REPUBLIKA.CO.ID, JAKARTA — Masalah Kebutuhan Hidup Layak (KHL) buruh salah satu hal yang perlu terus diperhatikan dan diperjuangkan. Masalah KHL ini harus segera dibenahi melalui revisi UU Nomor 13 Tahun 2003 tentang Ketenagakerjaan. Demikian salah satu pemikiran yang berkembang dalam diskusi yang digelar Forum Serikat Pekerja Rokok Tembakau Makanan-Minuman (FSP RTMM) saat memperingati Hari Buruh Internasional (May Day) di Jakarta, Selasa (1/5).
Diskusi FSP RTMM ini turut menghadirkan Prof. Aloysius Uwiyono (Guru Besar Hukum Perburuhan UI), Buyung Marizal SH (hakim adhoc Mahkamah Agung), dan Drs Gandhi Soegandi SH.
Sekretaris Jenderal FSP RTMM Sudarto mengatakan persoalan KHL sangat menentukan nasib hidup para buruh. Oleh sebab itu, persoalan ini harus mendapatkan perhatian serius dari seluruh stakeholder terkait.“Persoalan KHL ini perlu terus diperjuangkan demi kesejahteraan para buruh dan keluarganya ke depan,” kata Sudarto.

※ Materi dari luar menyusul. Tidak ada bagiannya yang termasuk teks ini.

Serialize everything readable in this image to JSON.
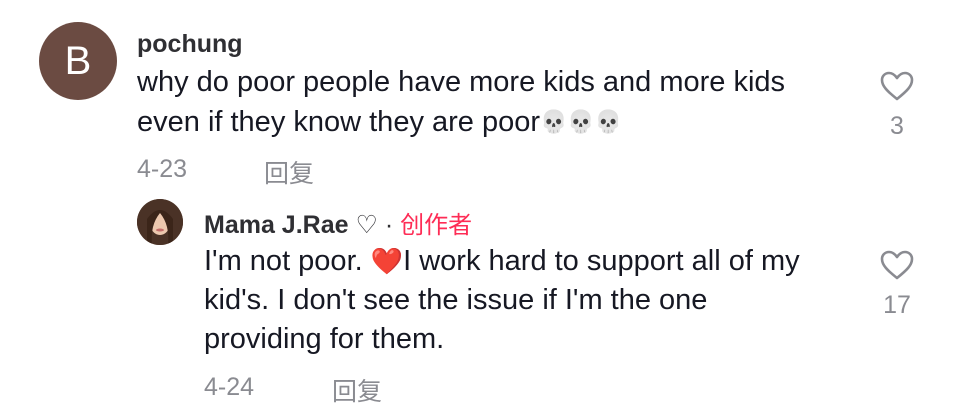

Prof Aloysius Uwiyono mengatakan pengaturan KHL yang tercermin dalam pasal-pasal yang terdapat dalam UU Ketenagakerjaan belumlah berpihak pada kesejahteraan para buruh. Terutama, penngaturan terkait pekerja alihdaya (outsourching) seperti diatur Pasal 59 dan Pasal 66 Ayat 2a UU Ketenagakerjaan. Pasal-pasal tersebut mengebiri hak-hak pekerja dan seharusnya dihapus atau direvisi dari UU.

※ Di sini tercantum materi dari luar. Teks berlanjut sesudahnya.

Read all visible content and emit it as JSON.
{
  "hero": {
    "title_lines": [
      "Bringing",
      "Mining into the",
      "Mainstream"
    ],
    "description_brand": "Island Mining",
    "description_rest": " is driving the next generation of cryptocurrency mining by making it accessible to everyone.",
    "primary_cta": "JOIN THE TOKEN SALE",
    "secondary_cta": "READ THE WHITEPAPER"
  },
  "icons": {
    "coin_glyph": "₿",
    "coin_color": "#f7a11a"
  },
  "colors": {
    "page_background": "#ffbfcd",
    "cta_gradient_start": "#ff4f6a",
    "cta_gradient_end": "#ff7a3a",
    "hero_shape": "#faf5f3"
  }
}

“Boleh dibilang, outsourching itu merupakan sistem perbudakan modern, dimana perusahaan jasa tenaga kerja mengendalikan pekerja untuk perusahaan pemakai (user), ini yang tidak menyambung,” kata Prof. Aloysius Uwiyono.
Outsourching atau alihdaya itu, kata Prof. Aloysius Uwiyono, ada dua macam, yaitu pekerjaan dan pekerja (labourmanship). Pekerjaan, misalnya, disubkontrakkan oleh agen. Sementara, alihdaya pekerja dipakai untuk pekerja dengan kondisi pekerjaan dalam waktu lama dan pekerjaan inti perusahaan bersangkutan. “Outsourching pekerja inilah yang tidak elok tetapi terus dilaksanakan,” katanya.
Pjs Ketua Umum FSP RTMM, Muhyir Hasan Hasibuan mengatakan ketidakikutsertaan serikatnya dalam aksi unjuk rasa May Day di jalanan, kemarin, lantaran memilih diskusi sebagai bentuk lain memperjuangkan hak-hak pekerja. “Kami menghormati teman-teman yang turun ke jalan dalam May Day, dan kami punya pengalaman kurang menyenangkan terhadap anggota FSP RTMM saat turun ke jalan dan lebih baik memilih diskusi,” ujarnya.